4/9/10: an in-depth look at the rate impacts of Ontario's feed-in tariff and green energy policies

Friday, April 9, 2010

Today I'm taking a more in-depth look north of the border at what one Canadian province is doing to encourage green electricity generation -- and at the electric rate impacts of this policy.

As you may know, Ontario plans to eliminate its coal-fired power plants by 2014 and replace them with cleaner energy sources. In October, Ontario unveiled the Green Energy Act, which includes a set of feed-in tariffs that guarantee renewable generators fixed, above-market prices for 20 years to feed their production into the electricity grid. Yesterday, the province has announced 184 contracts for green energy projects, totalling 2,500 MW.

Minister of energy and infrastructure Brad Duguid said these contracts will generate 20,000 direct and indirect "green jobs" and attract $9 billion in private investment. In addition, Ontario is seeing interest in local siting of manufacturing facilities to produce the products and components needed to site renewable generation. In the last three months, Ontario has received commitments from both South Korea’s Samsung C&T Corp. and Germany’s Bosch Solar Energy to site manufacturing facilities in the province. It is assumed that the feed-in tariffs and contracts are required to incentivize this economic development activity.

But at what cost? The Globe and Mail has a good article detailing how Ontario is poised to face the highest electricity prices in Canada, replacing PEI as the province with the most costly power. Projections show that residential customers in Ontario were already facing a 25% rate hike, paying $300 more a year on average for electricity by the end of 2011. The green energy contracts will add another 5%, or $60 a year by 2012. Consumers' total cost, including distribution, may rise to 14.54 cents in 2011, while the average residential rate in the United States will rise just 2 per cent to 11.74 cents next year.

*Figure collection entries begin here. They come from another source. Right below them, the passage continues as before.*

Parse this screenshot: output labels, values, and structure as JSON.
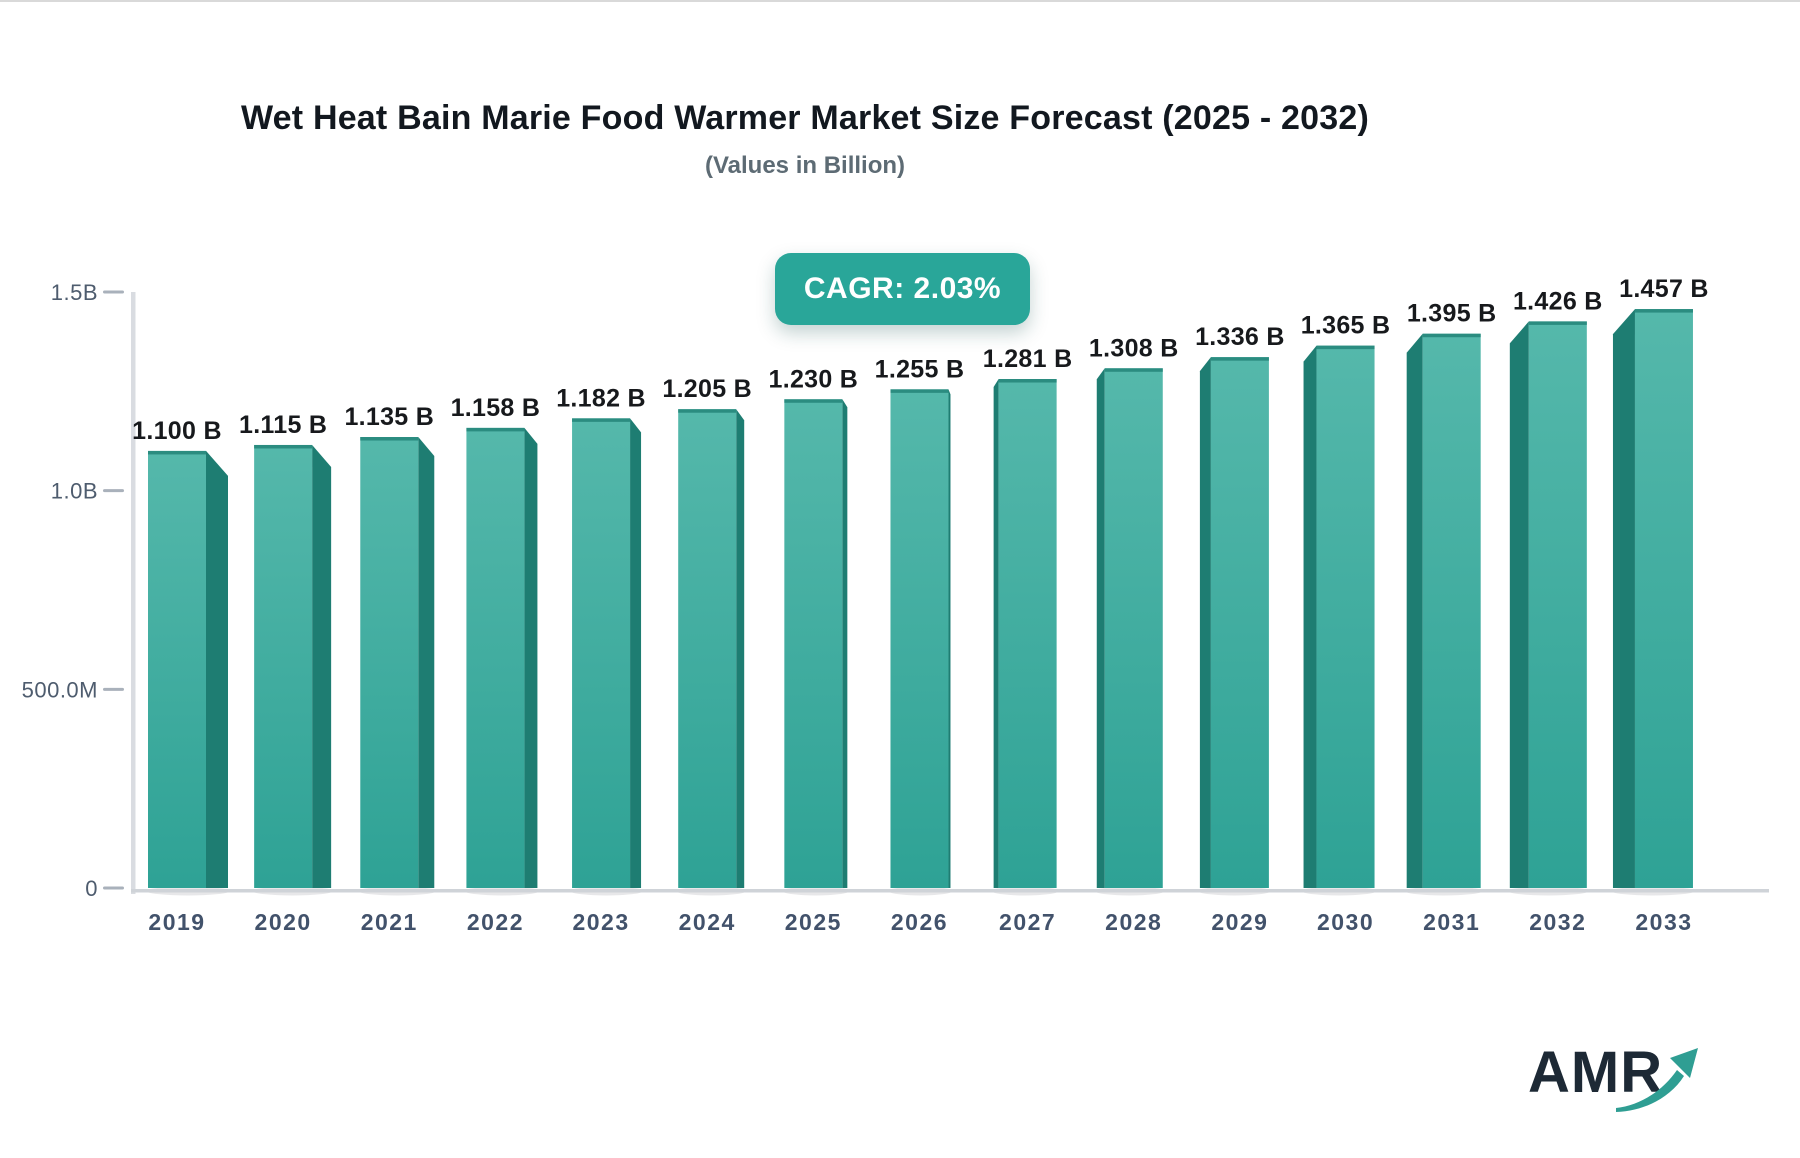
{
  "header": {
    "title": "Wet Heat Bain Marie Food Warmer Market Size Forecast (2025 - 2032)",
    "subtitle": "(Values in Billion)"
  },
  "badge": {
    "text": "CAGR: 2.03%",
    "bg_color": "#29a699"
  },
  "branding": {
    "logo_text": "AMR",
    "logo_text_color": "#1d2935",
    "logo_arrow_color": "#2f9e93"
  },
  "chart_data": {
    "type": "bar",
    "title": "Wet Heat Bain Marie Food Warmer Market Size Forecast (2025 - 2032)",
    "subtitle": "(Values in Billion)",
    "cagr_label": "CAGR: 2.03%",
    "categories": [
      "2019",
      "2020",
      "2021",
      "2022",
      "2023",
      "2024",
      "2025",
      "2026",
      "2027",
      "2028",
      "2029",
      "2030",
      "2031",
      "2032",
      "2033"
    ],
    "values": [
      1.1,
      1.115,
      1.135,
      1.158,
      1.182,
      1.205,
      1.23,
      1.255,
      1.281,
      1.308,
      1.336,
      1.365,
      1.395,
      1.426,
      1.457
    ],
    "value_labels": [
      "1.100 B",
      "1.115 B",
      "1.135 B",
      "1.158 B",
      "1.182 B",
      "1.205 B",
      "1.230 B",
      "1.255 B",
      "1.281 B",
      "1.308 B",
      "1.336 B",
      "1.365 B",
      "1.395 B",
      "1.426 B",
      "1.457 B"
    ],
    "xlabel": "",
    "ylabel": "",
    "ylim": [
      0,
      1.5
    ],
    "y_ticks": [
      {
        "label": "1.5B",
        "value": 1.5
      },
      {
        "label": "1.0B",
        "value": 1.0
      },
      {
        "label": "500.0M",
        "value": 0.5
      },
      {
        "label": "0",
        "value": 0
      }
    ],
    "grid": false,
    "legend": false,
    "bar_colors": {
      "front_top": "#55b8ab",
      "front_bottom": "#2ea295",
      "side": "#1e7d72",
      "top_edge": "#2b8c80"
    },
    "axis_line_color": "#d9dce1"
  }
}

Simultaneously, a "smart grid"-related initiative will raise most residential rates even further. Ontario is introducing time-of-use billing, charging 9.3 cents per kWH during peak periods and 4.4 cents during off-peak periods. One forecast suggests this will result in a $50 a year increase for the average residential ratepayer. Of course, those ratepayers who can successfully shift their load to off-peak hours -- whether through careful management, or investment in appliances and technology systems that do the management for them -- might be able to reduce their costs through this move.

On top of all this, the province -- like many U.S. states -- is exploring tax hikes and broadening of the tax base to raise funds. In Ontario, a new harmonized sales tax will add 8 per cent to everyone’s bill starting July 1, or $98 a year for the average bill.

It will be interesting to watch as Ontario policymakers pursue these initiatives. Will there be ratepayer backlash? Or will ratepayers take the rate increases in stride, and feel like they're getting something -- freedom from coal-fueled power plants and their environmental impacts -- for their money? Time will tell.